Wednesday, 13 April 2016

Private lives

       The comedy of manners by Noel Coward, "Private Lives" was among his most popular productions, demonstrating that there can be no such thing as a truly private life,    And this view is being supported now as a high-pitched public discussion of a politician's relationship with a female sex worker is carried out.
         With modern surveillance techniques now being used by so many, from the government to large companies and individuals, no one can hope for a completely private life.   When I was in Russia in the old Soviet days it was generally agreed, though not talked about openly,that all your phone calls and room conversations would be heard and noted by KGB agents or simply hotel workers hired by them.  The only safe place to have a conversation about where you were going or what you were doing was on a crowded metro platform or somewhere outside at night.

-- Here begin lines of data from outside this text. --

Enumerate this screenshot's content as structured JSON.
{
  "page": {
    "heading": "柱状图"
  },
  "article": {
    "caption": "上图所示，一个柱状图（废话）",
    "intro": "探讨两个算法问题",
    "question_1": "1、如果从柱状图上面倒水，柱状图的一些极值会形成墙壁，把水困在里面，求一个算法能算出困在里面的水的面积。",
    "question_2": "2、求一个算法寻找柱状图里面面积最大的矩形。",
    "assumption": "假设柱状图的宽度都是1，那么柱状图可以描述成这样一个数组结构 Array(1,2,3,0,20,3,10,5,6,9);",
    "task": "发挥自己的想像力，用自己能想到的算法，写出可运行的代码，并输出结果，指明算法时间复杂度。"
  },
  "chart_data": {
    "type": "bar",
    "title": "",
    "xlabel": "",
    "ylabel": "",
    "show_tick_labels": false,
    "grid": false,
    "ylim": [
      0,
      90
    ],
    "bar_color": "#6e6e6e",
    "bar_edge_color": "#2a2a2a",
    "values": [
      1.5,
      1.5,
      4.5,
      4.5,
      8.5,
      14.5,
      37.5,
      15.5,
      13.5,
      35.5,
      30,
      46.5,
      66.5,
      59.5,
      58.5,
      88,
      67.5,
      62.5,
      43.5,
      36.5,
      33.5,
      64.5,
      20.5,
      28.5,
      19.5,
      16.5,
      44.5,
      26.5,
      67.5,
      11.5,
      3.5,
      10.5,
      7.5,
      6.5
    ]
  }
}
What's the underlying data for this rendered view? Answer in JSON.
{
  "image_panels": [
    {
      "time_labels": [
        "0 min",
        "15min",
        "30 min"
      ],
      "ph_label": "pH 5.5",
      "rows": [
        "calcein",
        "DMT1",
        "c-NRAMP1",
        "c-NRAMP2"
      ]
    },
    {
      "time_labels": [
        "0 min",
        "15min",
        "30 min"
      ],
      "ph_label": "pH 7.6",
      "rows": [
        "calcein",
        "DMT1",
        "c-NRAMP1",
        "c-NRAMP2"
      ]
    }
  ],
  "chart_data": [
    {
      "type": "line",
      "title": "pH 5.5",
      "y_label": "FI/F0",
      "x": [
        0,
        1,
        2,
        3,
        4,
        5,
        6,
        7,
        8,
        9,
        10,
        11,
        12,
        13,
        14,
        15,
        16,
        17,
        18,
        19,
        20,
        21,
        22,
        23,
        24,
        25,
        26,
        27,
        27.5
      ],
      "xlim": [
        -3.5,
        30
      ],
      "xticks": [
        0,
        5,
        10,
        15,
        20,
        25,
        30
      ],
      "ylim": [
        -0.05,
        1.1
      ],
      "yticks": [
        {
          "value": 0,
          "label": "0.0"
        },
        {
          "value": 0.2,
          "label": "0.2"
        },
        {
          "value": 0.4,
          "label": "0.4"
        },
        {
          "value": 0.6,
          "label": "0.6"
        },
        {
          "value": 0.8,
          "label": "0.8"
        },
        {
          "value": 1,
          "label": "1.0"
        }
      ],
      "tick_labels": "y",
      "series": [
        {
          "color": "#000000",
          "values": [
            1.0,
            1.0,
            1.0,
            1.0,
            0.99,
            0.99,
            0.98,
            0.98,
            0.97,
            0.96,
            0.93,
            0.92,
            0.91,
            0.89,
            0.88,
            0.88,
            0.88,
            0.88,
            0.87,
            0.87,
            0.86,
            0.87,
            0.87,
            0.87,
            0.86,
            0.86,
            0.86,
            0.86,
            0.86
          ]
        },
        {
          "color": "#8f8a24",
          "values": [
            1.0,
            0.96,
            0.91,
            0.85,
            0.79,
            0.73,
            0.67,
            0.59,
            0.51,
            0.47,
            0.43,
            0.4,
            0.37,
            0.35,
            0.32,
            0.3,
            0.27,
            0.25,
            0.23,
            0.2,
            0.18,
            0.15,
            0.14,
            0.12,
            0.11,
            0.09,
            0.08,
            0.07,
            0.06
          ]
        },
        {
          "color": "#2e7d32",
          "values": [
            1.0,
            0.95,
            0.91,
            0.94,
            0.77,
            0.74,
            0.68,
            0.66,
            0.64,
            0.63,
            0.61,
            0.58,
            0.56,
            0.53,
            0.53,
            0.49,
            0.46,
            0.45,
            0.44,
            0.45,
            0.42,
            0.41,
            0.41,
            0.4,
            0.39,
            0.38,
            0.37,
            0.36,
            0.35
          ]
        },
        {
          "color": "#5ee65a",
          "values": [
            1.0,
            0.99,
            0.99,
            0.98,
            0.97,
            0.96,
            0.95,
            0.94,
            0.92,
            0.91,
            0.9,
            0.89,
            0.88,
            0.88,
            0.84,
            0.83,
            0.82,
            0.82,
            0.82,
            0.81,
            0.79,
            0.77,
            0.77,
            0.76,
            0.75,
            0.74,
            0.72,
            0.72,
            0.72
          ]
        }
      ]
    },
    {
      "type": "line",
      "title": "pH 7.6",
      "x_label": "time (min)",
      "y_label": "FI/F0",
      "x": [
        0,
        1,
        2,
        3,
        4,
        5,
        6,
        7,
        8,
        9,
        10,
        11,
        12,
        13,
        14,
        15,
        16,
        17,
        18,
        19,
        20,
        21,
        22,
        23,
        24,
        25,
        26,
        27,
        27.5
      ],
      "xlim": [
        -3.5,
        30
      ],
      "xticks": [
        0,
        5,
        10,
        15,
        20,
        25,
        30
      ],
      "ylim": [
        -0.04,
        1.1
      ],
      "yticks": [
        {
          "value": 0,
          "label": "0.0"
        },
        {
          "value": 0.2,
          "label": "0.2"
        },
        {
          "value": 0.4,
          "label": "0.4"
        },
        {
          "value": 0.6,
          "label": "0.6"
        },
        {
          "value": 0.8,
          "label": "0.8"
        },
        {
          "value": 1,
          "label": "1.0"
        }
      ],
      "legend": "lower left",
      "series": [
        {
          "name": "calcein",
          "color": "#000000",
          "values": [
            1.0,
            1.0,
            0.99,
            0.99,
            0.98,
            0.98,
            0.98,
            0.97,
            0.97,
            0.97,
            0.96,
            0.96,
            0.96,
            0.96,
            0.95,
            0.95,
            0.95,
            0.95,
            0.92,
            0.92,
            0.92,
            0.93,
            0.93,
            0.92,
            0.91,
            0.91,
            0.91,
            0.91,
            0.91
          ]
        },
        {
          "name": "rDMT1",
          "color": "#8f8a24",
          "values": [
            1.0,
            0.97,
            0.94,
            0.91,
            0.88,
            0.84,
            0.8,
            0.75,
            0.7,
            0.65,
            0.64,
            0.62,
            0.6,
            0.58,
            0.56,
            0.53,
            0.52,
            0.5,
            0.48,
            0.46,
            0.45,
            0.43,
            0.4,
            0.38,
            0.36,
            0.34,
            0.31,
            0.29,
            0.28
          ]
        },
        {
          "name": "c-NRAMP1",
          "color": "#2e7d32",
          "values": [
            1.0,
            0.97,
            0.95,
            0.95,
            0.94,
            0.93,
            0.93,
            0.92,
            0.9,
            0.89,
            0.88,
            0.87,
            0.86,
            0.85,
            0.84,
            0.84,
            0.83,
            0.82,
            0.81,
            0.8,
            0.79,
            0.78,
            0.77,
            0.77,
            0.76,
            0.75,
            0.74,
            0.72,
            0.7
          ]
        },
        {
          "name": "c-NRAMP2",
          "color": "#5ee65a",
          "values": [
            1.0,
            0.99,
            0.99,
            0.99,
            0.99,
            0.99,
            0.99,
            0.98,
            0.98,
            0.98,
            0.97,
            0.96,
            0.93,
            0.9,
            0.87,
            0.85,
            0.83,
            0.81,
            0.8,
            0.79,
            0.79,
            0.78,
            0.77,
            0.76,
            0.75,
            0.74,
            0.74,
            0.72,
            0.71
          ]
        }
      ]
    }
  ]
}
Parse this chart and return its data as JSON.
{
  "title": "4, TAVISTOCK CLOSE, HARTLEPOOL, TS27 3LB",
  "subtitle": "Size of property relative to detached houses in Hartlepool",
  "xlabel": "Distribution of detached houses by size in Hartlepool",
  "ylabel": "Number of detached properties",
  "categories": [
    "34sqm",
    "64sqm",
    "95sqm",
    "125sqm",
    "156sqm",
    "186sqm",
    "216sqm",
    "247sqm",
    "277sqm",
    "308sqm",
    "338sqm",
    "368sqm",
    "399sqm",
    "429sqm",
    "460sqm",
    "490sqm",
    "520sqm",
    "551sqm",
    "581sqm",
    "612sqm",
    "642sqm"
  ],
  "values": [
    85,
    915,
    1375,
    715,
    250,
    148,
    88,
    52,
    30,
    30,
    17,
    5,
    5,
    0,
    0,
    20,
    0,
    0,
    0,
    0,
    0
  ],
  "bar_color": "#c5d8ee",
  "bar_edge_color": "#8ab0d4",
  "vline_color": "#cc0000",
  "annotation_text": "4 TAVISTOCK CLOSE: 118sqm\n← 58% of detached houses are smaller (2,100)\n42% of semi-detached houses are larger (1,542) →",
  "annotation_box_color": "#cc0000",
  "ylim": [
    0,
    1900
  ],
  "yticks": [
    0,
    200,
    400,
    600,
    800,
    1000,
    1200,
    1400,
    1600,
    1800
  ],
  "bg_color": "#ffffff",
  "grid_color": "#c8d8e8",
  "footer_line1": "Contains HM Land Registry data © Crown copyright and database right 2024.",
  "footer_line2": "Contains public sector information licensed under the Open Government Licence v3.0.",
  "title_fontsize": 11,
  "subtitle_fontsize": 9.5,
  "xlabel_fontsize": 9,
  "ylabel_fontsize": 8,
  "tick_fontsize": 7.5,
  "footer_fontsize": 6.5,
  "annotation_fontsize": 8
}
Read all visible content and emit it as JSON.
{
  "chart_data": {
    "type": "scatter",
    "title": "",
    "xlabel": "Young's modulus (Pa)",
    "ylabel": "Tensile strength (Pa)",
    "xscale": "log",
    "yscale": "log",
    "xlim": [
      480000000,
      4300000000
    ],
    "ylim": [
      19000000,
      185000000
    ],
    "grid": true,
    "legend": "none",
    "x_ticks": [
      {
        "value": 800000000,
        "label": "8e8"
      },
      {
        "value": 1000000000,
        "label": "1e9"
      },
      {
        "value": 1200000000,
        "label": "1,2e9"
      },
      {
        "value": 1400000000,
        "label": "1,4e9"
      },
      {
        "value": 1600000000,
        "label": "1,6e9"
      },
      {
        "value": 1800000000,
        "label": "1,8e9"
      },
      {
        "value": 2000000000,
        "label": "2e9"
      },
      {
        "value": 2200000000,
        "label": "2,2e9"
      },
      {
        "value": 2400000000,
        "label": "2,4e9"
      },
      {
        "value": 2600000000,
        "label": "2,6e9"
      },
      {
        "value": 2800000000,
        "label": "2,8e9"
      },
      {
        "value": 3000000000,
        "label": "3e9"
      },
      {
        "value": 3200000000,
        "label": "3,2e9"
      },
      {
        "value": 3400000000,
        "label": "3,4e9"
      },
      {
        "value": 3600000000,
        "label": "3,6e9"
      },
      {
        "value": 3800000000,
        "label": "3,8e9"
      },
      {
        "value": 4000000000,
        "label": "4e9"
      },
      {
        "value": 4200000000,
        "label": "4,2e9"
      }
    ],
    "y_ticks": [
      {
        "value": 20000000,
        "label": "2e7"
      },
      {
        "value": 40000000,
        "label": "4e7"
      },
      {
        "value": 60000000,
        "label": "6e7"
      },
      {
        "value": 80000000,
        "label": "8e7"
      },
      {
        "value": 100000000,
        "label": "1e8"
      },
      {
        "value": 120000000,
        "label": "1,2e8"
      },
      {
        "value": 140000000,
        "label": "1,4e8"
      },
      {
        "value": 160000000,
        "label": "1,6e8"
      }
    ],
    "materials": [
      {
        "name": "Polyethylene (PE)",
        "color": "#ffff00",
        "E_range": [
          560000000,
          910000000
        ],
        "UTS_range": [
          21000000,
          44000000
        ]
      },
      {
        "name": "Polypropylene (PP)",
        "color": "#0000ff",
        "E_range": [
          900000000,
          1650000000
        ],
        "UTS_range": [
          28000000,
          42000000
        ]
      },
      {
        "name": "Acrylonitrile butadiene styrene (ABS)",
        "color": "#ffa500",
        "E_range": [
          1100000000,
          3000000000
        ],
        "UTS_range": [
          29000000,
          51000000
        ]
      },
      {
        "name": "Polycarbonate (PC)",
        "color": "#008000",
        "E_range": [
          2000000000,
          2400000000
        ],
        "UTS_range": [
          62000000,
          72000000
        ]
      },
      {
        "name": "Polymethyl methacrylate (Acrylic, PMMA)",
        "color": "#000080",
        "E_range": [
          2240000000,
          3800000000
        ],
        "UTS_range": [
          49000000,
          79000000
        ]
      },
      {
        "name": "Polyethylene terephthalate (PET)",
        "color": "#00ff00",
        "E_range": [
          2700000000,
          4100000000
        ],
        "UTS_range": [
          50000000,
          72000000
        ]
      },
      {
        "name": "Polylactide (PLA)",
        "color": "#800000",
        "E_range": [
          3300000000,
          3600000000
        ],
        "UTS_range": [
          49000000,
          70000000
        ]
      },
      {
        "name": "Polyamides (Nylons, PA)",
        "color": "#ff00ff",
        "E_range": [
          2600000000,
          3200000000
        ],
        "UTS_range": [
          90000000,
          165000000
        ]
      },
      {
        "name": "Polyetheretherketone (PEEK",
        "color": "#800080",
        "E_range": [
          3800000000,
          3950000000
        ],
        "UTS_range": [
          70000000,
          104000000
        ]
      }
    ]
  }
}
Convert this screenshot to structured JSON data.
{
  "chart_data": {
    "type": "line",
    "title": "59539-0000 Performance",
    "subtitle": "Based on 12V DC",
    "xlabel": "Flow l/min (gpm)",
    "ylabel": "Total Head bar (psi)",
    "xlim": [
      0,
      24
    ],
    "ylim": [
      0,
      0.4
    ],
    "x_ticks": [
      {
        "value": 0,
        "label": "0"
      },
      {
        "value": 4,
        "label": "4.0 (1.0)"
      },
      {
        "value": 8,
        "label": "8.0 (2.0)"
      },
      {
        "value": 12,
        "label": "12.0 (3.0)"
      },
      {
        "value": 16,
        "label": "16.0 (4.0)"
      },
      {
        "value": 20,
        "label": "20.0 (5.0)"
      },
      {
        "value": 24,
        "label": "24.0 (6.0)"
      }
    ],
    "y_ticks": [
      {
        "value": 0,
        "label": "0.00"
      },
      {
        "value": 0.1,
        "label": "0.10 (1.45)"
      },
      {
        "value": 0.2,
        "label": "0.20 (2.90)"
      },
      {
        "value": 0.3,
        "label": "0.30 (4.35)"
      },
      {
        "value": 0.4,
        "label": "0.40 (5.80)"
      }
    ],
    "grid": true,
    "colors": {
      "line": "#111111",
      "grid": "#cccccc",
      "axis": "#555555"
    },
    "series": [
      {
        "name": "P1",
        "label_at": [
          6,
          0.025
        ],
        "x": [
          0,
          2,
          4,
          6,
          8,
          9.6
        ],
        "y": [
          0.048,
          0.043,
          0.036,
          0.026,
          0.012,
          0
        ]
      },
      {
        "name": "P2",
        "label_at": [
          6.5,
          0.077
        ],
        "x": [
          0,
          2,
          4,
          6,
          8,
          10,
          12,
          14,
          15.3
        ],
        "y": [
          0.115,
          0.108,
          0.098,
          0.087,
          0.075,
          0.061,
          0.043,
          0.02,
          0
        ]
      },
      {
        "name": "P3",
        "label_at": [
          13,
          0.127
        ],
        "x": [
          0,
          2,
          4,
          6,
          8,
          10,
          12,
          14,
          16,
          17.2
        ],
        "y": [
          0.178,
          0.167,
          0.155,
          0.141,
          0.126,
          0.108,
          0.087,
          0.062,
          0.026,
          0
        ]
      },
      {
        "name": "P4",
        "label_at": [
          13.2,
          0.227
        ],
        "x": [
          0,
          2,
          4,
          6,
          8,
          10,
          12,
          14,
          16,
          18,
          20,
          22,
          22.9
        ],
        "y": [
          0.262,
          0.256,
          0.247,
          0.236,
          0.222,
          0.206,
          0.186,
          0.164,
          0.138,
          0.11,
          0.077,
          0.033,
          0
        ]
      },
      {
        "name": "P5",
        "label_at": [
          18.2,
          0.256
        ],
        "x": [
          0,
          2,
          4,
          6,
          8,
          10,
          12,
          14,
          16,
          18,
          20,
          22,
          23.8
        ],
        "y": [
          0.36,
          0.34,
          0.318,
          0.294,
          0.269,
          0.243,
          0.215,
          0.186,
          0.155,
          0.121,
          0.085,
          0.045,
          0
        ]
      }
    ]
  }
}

    I remember my case being left prominently in the middle of the station platform where I was about to board a train to leave Moscow, instead of being in the luggage van, just to show me that they had searched it and my room before I left.  The KGB operators tried to take me off that train, until rejected by angry Norwegians who had been on the anti-nuclear weapons march I was covering.     All that has changed now ( or nearly all).  But, sad to say, we seem to have picked up some of the old Soviet spying habits.  No more privacy.  and what will that achieve?  Nothing, except to drive us all underground, including the politicians who govern us.